Namun ketika saya berlutut meratapi hidup saya sebelum saya berencana untuk mengambilnya, sesuatu terjadi yang sulit dijelaskan; Intervensi spiritual, saya percaya, itu mengatakan kepada saya bahwa tidak apa -apa untuk mencari bantuan.

Jadi, untuk pertama kalinya dalam hidup saya, saya melakukannya. Saya menelepon sekretaris saya dan mengatakan kepadanya bahwa saya tidak bisa melanjutkan.

Sebelum saya menyadarinya, dia dan suaminya sedang duduk di depan saya, dekade minum rahasia saya – rasa malu, kebohongan – tumpah keluar dengan air mata saya. Mereka menatapku dengan kebaikan.

‘Ayah, kita tahu,’ kata mereka. ‘Semua orang khawatir tentang Anda. Kami akan menjagamu.’

Alleviation menyapu saya. Saya kewalahan dengan apa yang masa depan diadakan ketika saya menuangkan anggur terakhir saya ke wastafel, tetapi dengan rasa ingin tahu tanpa rasa takut.

Gereja membiayai tinggal empat minggu saya di Delamere, pusat rehabilitasi di desa terdekat Cuddington, di mana saya mengguncang begitu banyak sehingga saya harus makan malam dengan sendok ketika alkohol meninggalkan tubuh saya. ‘Jangan khawatir,’ kata sesama tamu rehabilitasi, merasakan kesadaran diri saya. ‘Banyak dari kita juga bergetar.’

Saya bersama pria dan wanita dari berbagai lapisan masyarakat, tetapi dalam hal kecanduan yang ditanggung oleh harga diri rendah dan kebutuhan untuk menyembunyikan diri kita yang sebenarnya, kisah-kisah kita tidak berbeda.

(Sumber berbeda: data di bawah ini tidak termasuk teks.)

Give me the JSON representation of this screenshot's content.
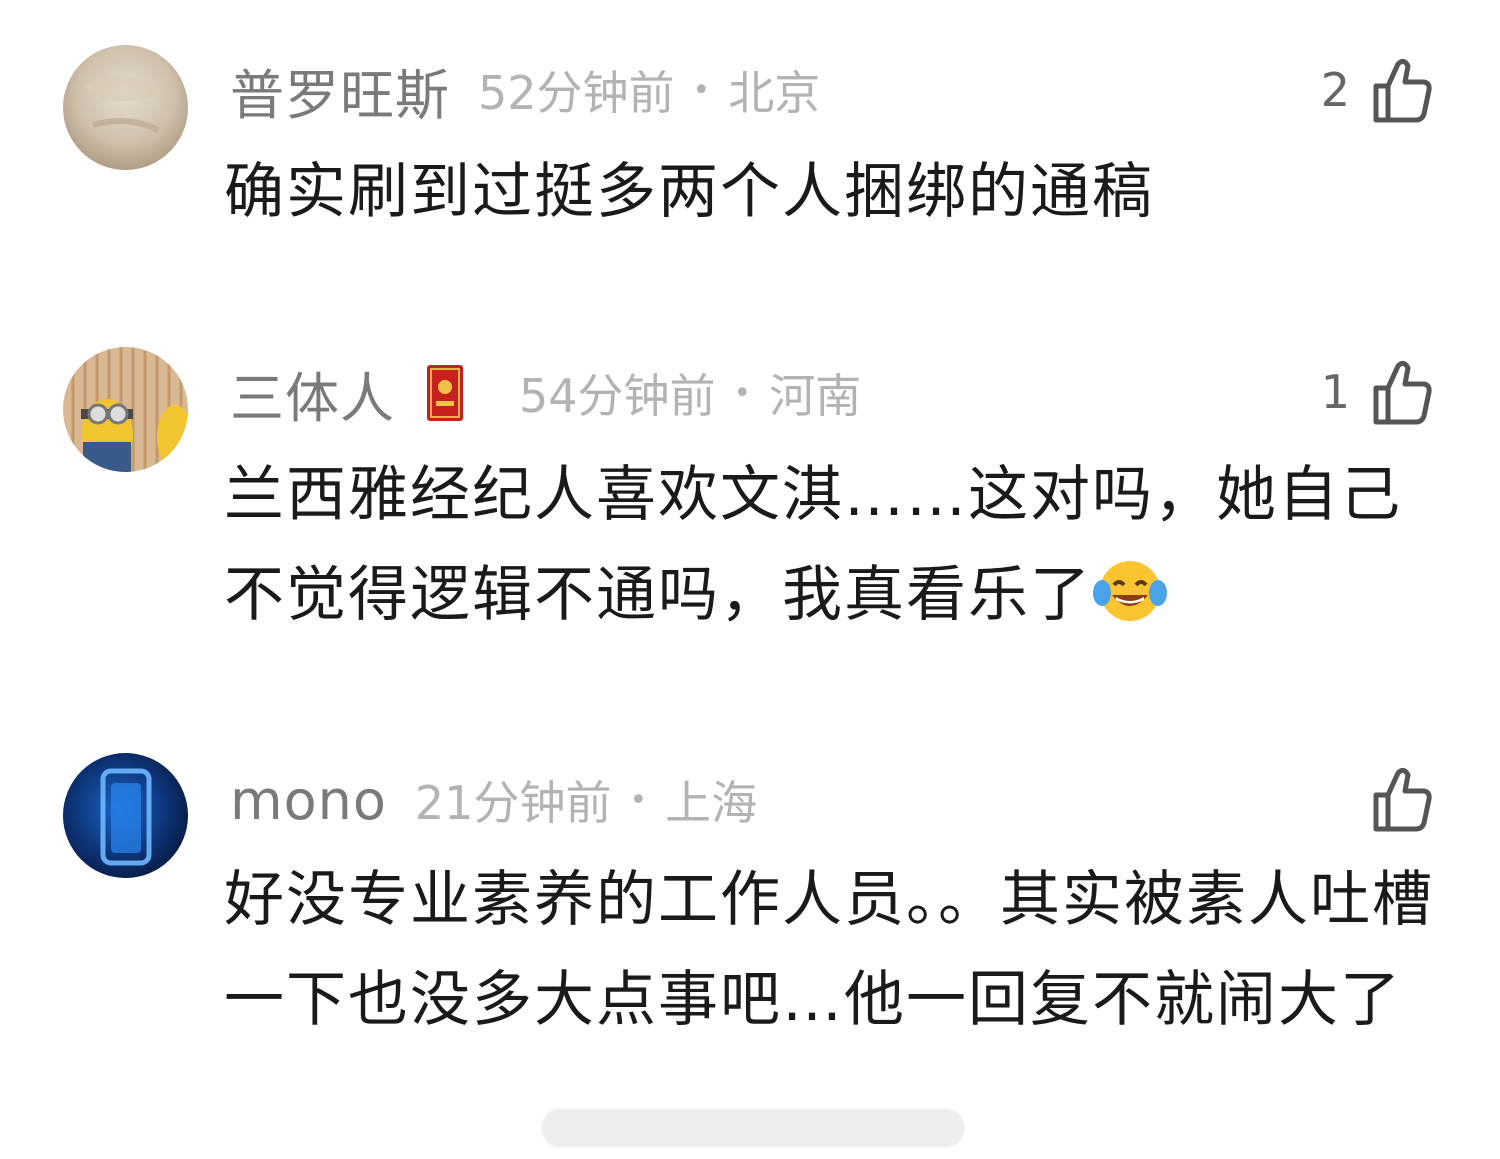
{
  "comments": [
    {
      "username": "普罗旺斯",
      "time": "52分钟前",
      "separator": "•",
      "location": "北京",
      "likes": "2",
      "text": "确实刷到过挺多两个人捆绑的通稿"
    },
    {
      "username": "三体人",
      "time": "54分钟前",
      "separator": "•",
      "location": "河南",
      "likes": "1",
      "text": "兰西雅经纪人喜欢文淇……这对吗，她自己不觉得逻辑不通吗，我真看乐了",
      "emoji": "laughing-tears-emoji"
    },
    {
      "username": "mono",
      "time": "21分钟前",
      "separator": "•",
      "location": "上海",
      "likes": "",
      "text": "好没专业素养的工作人员。。其实被素人吐槽一下也没多大点事吧…他一回复不就闹大了"
    }
  ],
  "icons": {
    "like": "thumbs-up-icon",
    "badge": "red-card-badge-icon"
  }
}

Dalam terapi saya belajar bagaimana mendiskusikan seksualitas saya tanpa rasa malu untuk pertama kalinya. Saya menyadari bahwa saya telah minum dari posisi kemarahan – dan bahwa kecanduan saya, maupun homoseksualitas saya, membuat saya secara inheren cacat.

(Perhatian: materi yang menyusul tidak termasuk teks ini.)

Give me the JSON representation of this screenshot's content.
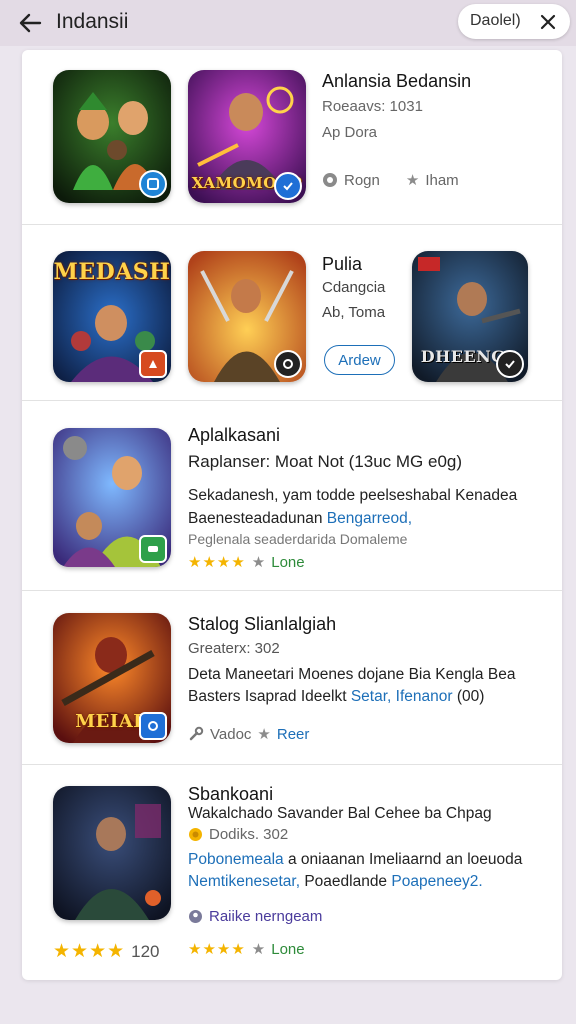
{
  "header": {
    "title": "Indansii",
    "action_label": "Daolel)",
    "back_icon": "arrow-left-icon",
    "close_icon": "close-icon"
  },
  "colors": {
    "accent": "#1d6fb8",
    "rating": "#f4b400",
    "green_text": "#2e8b3a",
    "header_bg": "#e3dbe5"
  },
  "row1": {
    "icon2_caption": "XAMOMOUP",
    "title": "Anlansia Bedansin",
    "line1": "Roeaavs: 1031",
    "line2": "Ap Dora",
    "meta1": "Rogn",
    "meta2": "Iham"
  },
  "row2": {
    "icon1_caption": "MEDASH",
    "icon4_caption": "DHEENGR",
    "title": "Pulia",
    "line1": "Cdangcia",
    "line2": "Ab, Toma",
    "button_label": "Ardew"
  },
  "row3": {
    "title": "Aplalkasani",
    "subtitle": "Raplanser: Moat Not (13uc MG e0g)",
    "desc1_a": "Sekadanesh, yam todde peelseshabal Kenadea",
    "desc2_a": "Baenesteadadunan",
    "desc2_b": "Bengarreod,",
    "desc3": "Peglenala seaderdarida Domaleme",
    "rating_label": "Lone"
  },
  "row4": {
    "icon_caption": "MEIAR",
    "title": "Stalog Slianlalgiah",
    "line1": "Greaterx: 302",
    "desc1": "Deta Maneetari Moenes dojane Bia Kengla Bea",
    "desc2_a": "Basters Isaprad Ideelkt",
    "desc2_b": "Setar, Ifenanor",
    "desc2_c": "(00)",
    "meta1": "Vadoc",
    "meta2": "Reer"
  },
  "row5": {
    "title": "Sbankoani",
    "line1": "Wakalchado Savander Bal Cehee ba Chpag",
    "line2": "Dodiks. 302",
    "desc1_a": "Pobonemeala",
    "desc1_b": "a oniaanan Imeliaarnd an loeuoda",
    "desc2_a": "Nemtikenesetar,",
    "desc2_b": "Poaedlande",
    "desc2_c": "Poapeneey2.",
    "author": "Raiike nerngeam",
    "rating_count": "120",
    "rating_label": "Lone"
  }
}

Begitu rasa malu yang mendorong keinginan saya untuk minum berada di tempat terbuka, dan akar kecanduan saya diakui, tidak perlu alkohol.

Saya tahu kembali ke presbiteri akan memicu terlalu banyak kenangan sehingga gereja memberi saya properti di mana saya dapat memiliki ruang untuk mempertimbangkan apa yang ingin saya lakukan setelah rehabilitasi.

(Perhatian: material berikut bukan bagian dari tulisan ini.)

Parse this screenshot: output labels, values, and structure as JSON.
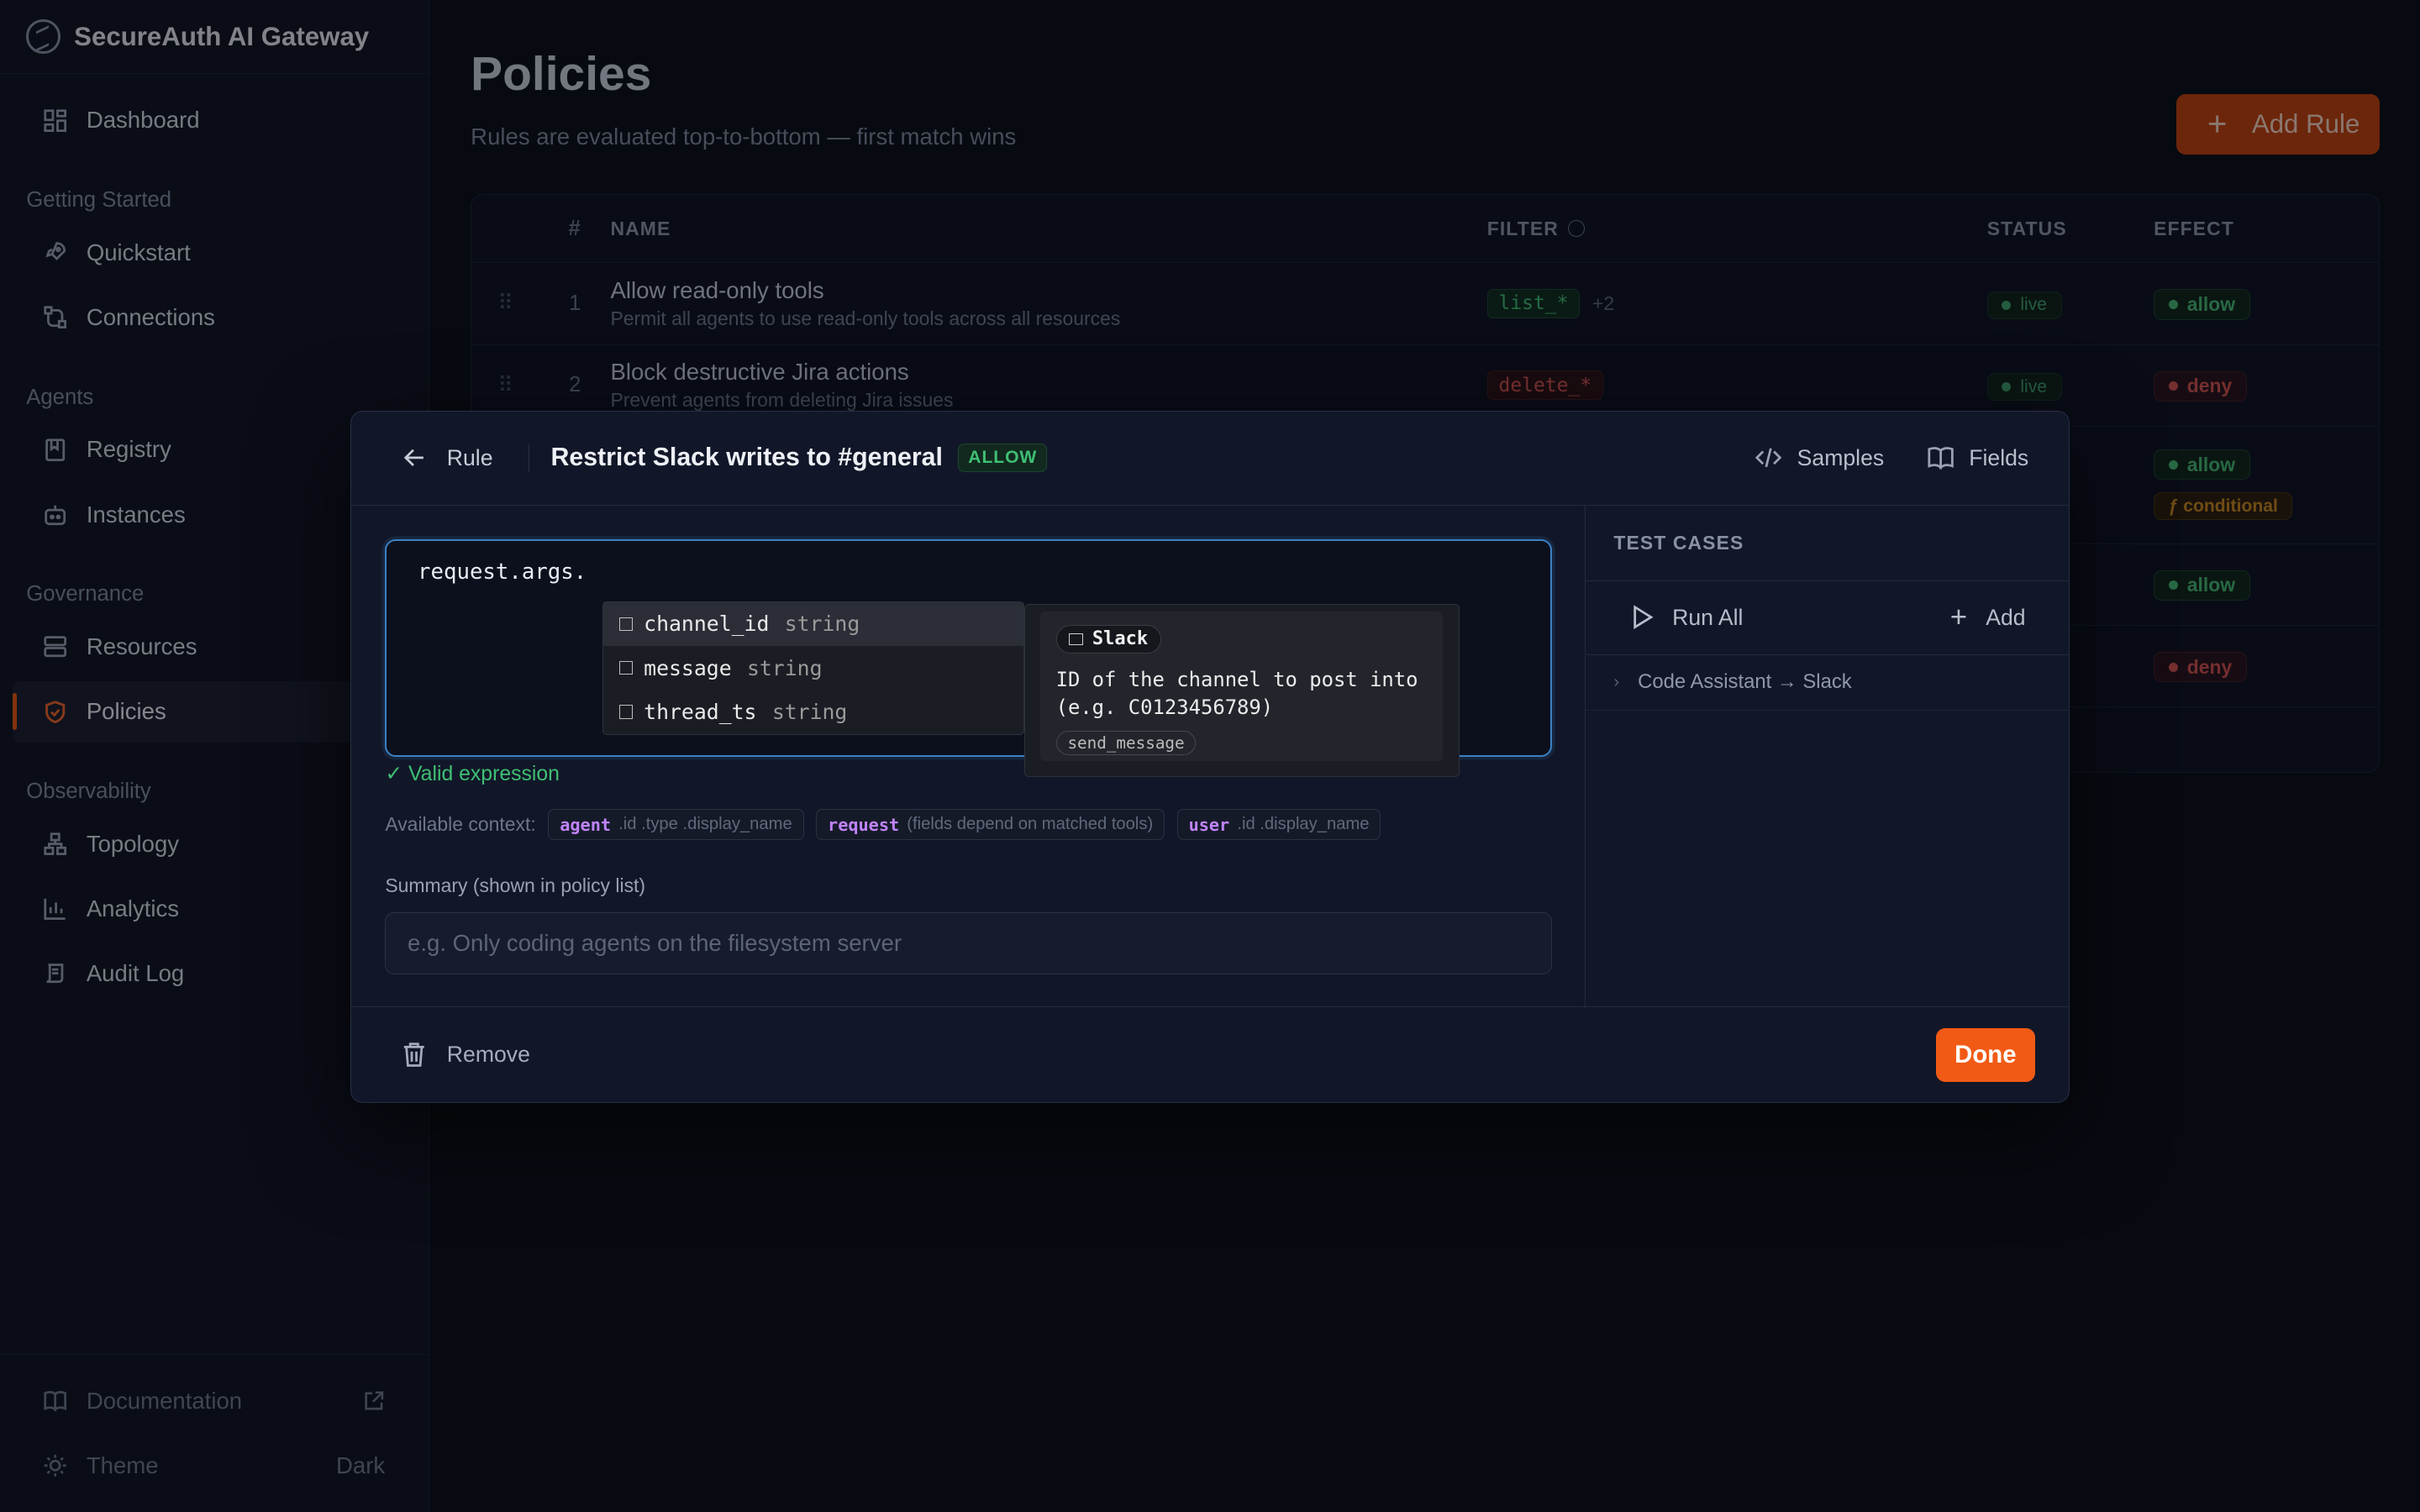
{
  "brand": {
    "title": "SecureAuth AI Gateway"
  },
  "sidebar": {
    "top_items": [
      {
        "label": "Dashboard",
        "icon": "dashboard-icon"
      }
    ],
    "sections": [
      {
        "title": "Getting Started",
        "items": [
          {
            "label": "Quickstart",
            "icon": "rocket-icon"
          },
          {
            "label": "Connections",
            "icon": "connections-icon"
          }
        ]
      },
      {
        "title": "Agents",
        "items": [
          {
            "label": "Registry",
            "icon": "book-icon"
          },
          {
            "label": "Instances",
            "icon": "bot-icon"
          }
        ]
      },
      {
        "title": "Governance",
        "items": [
          {
            "label": "Resources",
            "icon": "server-icon"
          },
          {
            "label": "Policies",
            "icon": "shield-icon",
            "active": true
          }
        ]
      },
      {
        "title": "Observability",
        "items": [
          {
            "label": "Topology",
            "icon": "topology-icon"
          },
          {
            "label": "Analytics",
            "icon": "chart-icon"
          },
          {
            "label": "Audit Log",
            "icon": "scroll-icon"
          }
        ]
      }
    ],
    "bottom": {
      "documentation": "Documentation",
      "theme_label": "Theme",
      "theme_value": "Dark"
    }
  },
  "page": {
    "title": "Policies",
    "subtitle": "Rules are evaluated top-to-bottom — first match wins",
    "add_rule": "Add Rule"
  },
  "table": {
    "headers": {
      "num": "#",
      "name": "NAME",
      "filter": "FILTER",
      "status": "STATUS",
      "effect": "EFFECT"
    },
    "rows": [
      {
        "num": "1",
        "name": "Allow read-only tools",
        "desc": "Permit all agents to use read-only tools across all resources",
        "filter": "list_*",
        "more": "+2",
        "status": "live",
        "effect": "allow"
      },
      {
        "num": "2",
        "name": "Block destructive Jira actions",
        "desc": "Prevent agents from deleting Jira issues",
        "filter": "delete_*",
        "status": "live",
        "effect": "deny"
      },
      {
        "effect": "allow",
        "conditional": "ƒ conditional"
      },
      {
        "effect": "allow"
      },
      {
        "effect": "deny"
      }
    ]
  },
  "modal": {
    "back_label": "Rule",
    "title": "Restrict Slack writes to #general",
    "badge": "ALLOW",
    "samples": "Samples",
    "fields": "Fields",
    "editor_text": "request.args.",
    "autocomplete": [
      {
        "name": "channel_id",
        "type": "string"
      },
      {
        "name": "message",
        "type": "string"
      },
      {
        "name": "thread_ts",
        "type": "string"
      }
    ],
    "doc": {
      "service": "Slack",
      "text": "ID of the channel to post into (e.g. C0123456789)",
      "tag": "send_message"
    },
    "valid": "✓ Valid expression",
    "context_label": "Available context:",
    "context": [
      {
        "key": "agent",
        "rest": ".id .type .display_name"
      },
      {
        "key": "request",
        "rest": "(fields depend on matched tools)"
      },
      {
        "key": "user",
        "rest": ".id .display_name"
      }
    ],
    "summary_label": "Summary (shown in policy list)",
    "summary_placeholder": "e.g. Only coding agents on the filesystem server",
    "test_cases_title": "TEST CASES",
    "run_all": "Run All",
    "add": "Add",
    "test_case": "Code Assistant → Slack",
    "remove": "Remove",
    "done": "Done"
  },
  "colors": {
    "accent": "#f15a15",
    "allow": "#3fbf74",
    "deny": "#d0504b",
    "focus": "#3b82c4"
  }
}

Saya bergabung dengan Alcoholics Confidential, menghadiri delapan pertemuan seminggu. Kisah -kisah pemulihan yang saya dengar mengingatkan saya bahwa saya tidak sendirian. Saya mulai menjadi sukarelawan untuk amal rumah sakit dan mendaftar untuk diploma konseling sehingga saya dapat membantu orang lain.

Sebagian kecil dari saya masih bertanya -tanya apakah saya harus tetap dalam imamat. Tetapi ketika saya diminta untuk mengirimkan misa sebulan kemudian saya menjadi cemas. Saya menyadari injury guncangan di altar itu terlalu baru untuk kembali ke gereja sama sekali, apalagi menteri, jadi saya mengundurkan diri.

Saya masih memiliki iman agama saya dan saya akan melayani gereja sebaik mungkin, tetapi saya tidak lagi menjalani kehidupan yang tidak pernah saya pimpin.

Meskipun kencan sekarang menjadi pilihan, anti-depresi yang saya lakukan membunuh libido saya. Bagaimanapun, saya masih mengenal diri saya sendiri. Saya tidak akan pernah mengatakan tidak pernah ada hubungan, tetapi itu bukan prioritas saat ini.

Februari lalu saya kembali ke Delamere untuk bekerja sebagai advisor pemulihan. Ketika seorang tamu tiba, gemetar dan takut, saya dapat memberi tahu mereka bahwa saya punya ide yang cukup bagus tentang apa yang sedang mereka alami; Kehidupan itu tidak akan mudah pada awalnya, tetapi jika mereka bekerja, ketenangan akan menjadi kebiasaan.

Pada bulan Desember saya pindah ke rumah saya sendiri di Northwich, Cheshire, membayar tagihan saya sendiri untuk pertama kalinya dalam hidup saya, bekerja pada jam -jam normal dan menikmati menjadi bagian dari komunitas di luar gereja. Warisan masa lalu saya mengelilingi saya, dari anggur di lorong grocery store hingga pisau dapur yang masih belum dapat saya izinkan untuk duduk di nampan yang menguras di dapur saya karena mereka mengingatkan saya seberapa dekat saya untuk mengambil hidup saya sendiri.

Namun baru -baru ini, saya mengambil risiko mematikan lampu pendaratan sebelum saya pergi tidur untuk pertama kalinya selama bertahun -tahun dan, bukannya takut dengan halusinasi, saya tertidur nyenyak dan nyenyak. Setelah beberapa dekade keputusasaan dan kecanduan, saya akhirnya bebas.

Seperti yang diceritakan kepada Antonia Hoyle

Konten ini berdasarkan artikel informatif oleh, yang awalnya diterbitkan di Daily Mail Untuk informasi selengkapnya, kunjungi artikel Sumber di sini.